Provided by AniSarit
Categories European
Time 2h30m
Yield 20 serving(s)
Number Of Ingredients 6
Steps:
- Wash and clean the casing thoroughly, scraping off the fat with a dull knife and discarding.
- Cut into lengths about 8" (20 cm.) and sew one end of each length closed.
- In a skillet melt the chicken fat and in this saute the onions until browned.
- In a mixing bowl sift together the flour, salt and pepper. Add the melted chicken fat with the onions and the breadcrumbs and mix thoroughly.
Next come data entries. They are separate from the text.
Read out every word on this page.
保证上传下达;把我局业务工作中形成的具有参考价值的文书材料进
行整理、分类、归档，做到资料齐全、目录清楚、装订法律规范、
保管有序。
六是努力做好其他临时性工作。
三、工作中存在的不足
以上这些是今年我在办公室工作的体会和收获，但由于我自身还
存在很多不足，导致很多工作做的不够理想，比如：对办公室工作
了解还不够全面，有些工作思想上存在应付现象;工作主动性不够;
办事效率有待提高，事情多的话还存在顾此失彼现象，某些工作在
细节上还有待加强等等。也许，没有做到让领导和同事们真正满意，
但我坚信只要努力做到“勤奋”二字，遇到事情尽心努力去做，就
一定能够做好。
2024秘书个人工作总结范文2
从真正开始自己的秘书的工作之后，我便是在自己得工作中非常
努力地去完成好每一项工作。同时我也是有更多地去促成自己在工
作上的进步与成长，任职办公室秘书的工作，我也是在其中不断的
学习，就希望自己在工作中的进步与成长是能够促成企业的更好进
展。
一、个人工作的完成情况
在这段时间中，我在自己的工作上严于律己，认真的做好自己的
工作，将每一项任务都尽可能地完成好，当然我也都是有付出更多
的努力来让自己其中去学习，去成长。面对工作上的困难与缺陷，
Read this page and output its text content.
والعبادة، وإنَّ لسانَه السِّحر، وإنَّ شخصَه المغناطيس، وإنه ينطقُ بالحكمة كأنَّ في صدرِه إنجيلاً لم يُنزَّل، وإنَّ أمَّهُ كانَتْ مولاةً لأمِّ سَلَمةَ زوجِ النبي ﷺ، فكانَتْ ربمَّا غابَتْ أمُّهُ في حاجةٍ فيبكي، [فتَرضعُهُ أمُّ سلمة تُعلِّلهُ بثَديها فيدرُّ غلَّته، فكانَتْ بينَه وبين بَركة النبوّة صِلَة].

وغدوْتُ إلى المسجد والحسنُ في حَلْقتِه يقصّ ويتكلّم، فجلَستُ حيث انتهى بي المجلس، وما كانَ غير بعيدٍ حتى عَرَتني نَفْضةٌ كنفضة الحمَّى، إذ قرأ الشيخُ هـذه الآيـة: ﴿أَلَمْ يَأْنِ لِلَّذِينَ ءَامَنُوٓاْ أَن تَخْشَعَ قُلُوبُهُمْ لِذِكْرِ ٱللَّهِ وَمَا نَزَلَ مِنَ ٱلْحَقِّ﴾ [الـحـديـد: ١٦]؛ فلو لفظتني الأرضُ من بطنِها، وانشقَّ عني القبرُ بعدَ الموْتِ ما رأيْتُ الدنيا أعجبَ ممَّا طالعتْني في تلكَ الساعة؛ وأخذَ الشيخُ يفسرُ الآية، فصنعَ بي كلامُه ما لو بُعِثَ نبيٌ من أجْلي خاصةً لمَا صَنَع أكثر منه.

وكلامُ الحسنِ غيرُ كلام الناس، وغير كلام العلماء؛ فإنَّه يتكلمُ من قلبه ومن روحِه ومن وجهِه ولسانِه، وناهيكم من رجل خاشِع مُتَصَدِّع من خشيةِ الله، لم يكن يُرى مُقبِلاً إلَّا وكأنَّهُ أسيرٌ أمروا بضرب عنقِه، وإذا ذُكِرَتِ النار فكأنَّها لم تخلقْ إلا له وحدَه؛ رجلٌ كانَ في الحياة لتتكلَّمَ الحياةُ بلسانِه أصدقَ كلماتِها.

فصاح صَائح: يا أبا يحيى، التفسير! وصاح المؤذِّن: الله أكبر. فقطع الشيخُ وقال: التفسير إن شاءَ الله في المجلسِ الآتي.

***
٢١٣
- Stuff each section of the casing loosely with this filling and sew the second end closed.
- Rinse off any flour that adheres to the surface.
- Immerse in boiling water for 5 minutes and then drain. (At this point the kishke is ready for use in cholent (see Recipe#269267 ).
- To serve kishke alone, arrange the sections in a shallow, lightly greased casserole or baking dish and bake in a medium oven until well browned (about 1 1/2 hours), basting frequently with the drippings.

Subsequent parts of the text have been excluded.